Il profumo dei vestiti puliti e il battito del suo cuore, insieme al vago sentore di tabacco rimastogli tra le dita, mi hanno cullata in una sorta di vago dormiveglia. Se non temessi di restar qui più a lungo di quanto concordato con Catherine, probabilmente mi lascerei andare all'ammaliante richiamo di Morfeo.
La sua voce, ancora impastata, prova a tenermi incollata alla realtà: «Che fine hai fatto, dolcezza? Sei sparita in questi giorni...»
Strofino la testa contro il suo petto, tentando di allontanare del tutto il sonno: «Potrei dire lo stesso» biascico poi. Questa è l'occasione perfetta per chiedergli del litigio, eppure vorrei aspettare, bearmi del momento ancora per un po'. Charlie sa di casa, del luogo sicuro a cui far ritorno dopo una giornata troppo pesante: se le sue mura dovessero crollare non saprei più dove andare.
Però chiedo comunque, perchè la lingua pizzica e la curiosità mi logora: «Che succede tra i miei tre moschettieri?» Alzo la testa per poterlo guardare dritto in viso, in modo che non riesca a dirmi bugie.
«Nulla che non sia già successo in passato» afferma mettendosi a frugare sulla testata del letto, lì dove tiene portafogli e sigarette. Cerca di abortire subito il discorso, visibilmente riluttante all'idea di rendermi partecipe della questione.
Appena si mette il filtro giallo tra le labbra gli sottraggo l'accendino, in modo da impedirgli di accendere e cambiare discorso.
Sono categorica, voglio sapere.
Con un movimento lesto mi metto sulle ginocchia: la schiena rivolta alla finestra, gli occhi a lui.
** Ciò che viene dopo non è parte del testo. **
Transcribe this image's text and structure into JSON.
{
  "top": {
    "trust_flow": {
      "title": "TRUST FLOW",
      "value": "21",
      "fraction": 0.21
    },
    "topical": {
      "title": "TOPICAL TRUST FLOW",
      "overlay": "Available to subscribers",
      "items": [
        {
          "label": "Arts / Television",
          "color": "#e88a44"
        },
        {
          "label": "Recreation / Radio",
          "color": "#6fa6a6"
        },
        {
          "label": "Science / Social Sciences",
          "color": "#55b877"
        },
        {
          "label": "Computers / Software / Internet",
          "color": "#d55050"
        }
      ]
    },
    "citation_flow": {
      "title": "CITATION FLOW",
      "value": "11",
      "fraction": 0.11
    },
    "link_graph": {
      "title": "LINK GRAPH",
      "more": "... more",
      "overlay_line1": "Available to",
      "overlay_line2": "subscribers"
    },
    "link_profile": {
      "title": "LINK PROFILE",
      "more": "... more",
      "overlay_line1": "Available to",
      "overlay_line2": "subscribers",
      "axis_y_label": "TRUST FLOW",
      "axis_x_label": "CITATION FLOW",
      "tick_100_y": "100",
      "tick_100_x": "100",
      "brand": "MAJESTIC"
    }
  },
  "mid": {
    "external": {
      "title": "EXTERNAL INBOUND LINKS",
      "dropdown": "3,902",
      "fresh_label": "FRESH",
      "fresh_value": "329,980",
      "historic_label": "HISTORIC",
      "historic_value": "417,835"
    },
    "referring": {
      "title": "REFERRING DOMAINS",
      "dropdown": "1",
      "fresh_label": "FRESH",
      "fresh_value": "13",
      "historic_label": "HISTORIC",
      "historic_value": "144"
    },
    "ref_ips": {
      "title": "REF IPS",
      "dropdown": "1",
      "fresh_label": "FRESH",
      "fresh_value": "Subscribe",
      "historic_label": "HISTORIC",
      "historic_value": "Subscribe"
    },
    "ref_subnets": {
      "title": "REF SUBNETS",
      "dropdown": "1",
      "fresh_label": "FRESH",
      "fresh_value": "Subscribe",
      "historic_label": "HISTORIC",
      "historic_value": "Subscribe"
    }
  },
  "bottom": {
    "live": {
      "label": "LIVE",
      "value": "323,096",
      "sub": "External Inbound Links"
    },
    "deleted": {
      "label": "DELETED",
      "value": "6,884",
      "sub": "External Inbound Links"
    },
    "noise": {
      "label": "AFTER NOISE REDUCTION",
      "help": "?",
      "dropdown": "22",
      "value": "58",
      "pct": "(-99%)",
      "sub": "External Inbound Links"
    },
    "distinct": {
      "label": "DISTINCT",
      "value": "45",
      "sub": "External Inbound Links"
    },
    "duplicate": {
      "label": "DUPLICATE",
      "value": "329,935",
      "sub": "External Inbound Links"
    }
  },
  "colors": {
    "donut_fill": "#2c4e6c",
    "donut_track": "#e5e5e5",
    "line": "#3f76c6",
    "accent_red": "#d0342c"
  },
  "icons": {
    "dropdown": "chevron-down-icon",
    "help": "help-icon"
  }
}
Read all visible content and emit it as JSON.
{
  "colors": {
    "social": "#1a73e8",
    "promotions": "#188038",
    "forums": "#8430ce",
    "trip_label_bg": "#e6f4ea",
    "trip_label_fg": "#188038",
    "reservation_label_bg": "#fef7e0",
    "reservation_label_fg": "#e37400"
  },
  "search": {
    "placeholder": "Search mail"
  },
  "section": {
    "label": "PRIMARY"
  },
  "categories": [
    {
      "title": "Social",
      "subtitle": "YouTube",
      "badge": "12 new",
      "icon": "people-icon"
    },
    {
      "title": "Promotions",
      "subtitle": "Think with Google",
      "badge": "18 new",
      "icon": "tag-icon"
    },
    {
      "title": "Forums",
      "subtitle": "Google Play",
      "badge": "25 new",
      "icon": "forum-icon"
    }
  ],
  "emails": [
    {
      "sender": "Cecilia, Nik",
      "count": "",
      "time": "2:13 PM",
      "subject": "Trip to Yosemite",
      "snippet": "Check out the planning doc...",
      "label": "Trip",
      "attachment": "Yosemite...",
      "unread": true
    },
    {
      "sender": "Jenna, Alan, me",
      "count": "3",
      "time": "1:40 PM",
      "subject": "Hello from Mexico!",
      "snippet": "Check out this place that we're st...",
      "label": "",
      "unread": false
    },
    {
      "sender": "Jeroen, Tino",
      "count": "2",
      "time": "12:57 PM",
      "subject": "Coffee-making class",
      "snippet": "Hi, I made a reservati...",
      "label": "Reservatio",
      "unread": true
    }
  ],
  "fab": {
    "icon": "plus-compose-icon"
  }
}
«Davvero? E allora che ti costa parlarmene?» lo ammonisco.
Charlie sospira, poi si passa le mani sul viso, coprendosi gli enormi occhi azzurri: «Eddai, non ho voglia di iniziare discussioni inutili. Stavamo così bene qui a non far niente!» Il suo tono lamentoso ha un chè di fanciullesco, ma non basta per mettere a tacere il mio desiderio di conoscenza. Non sono anche io parte di questo stupido gruppo? Allora perché non posso esserlo a tuttotondo?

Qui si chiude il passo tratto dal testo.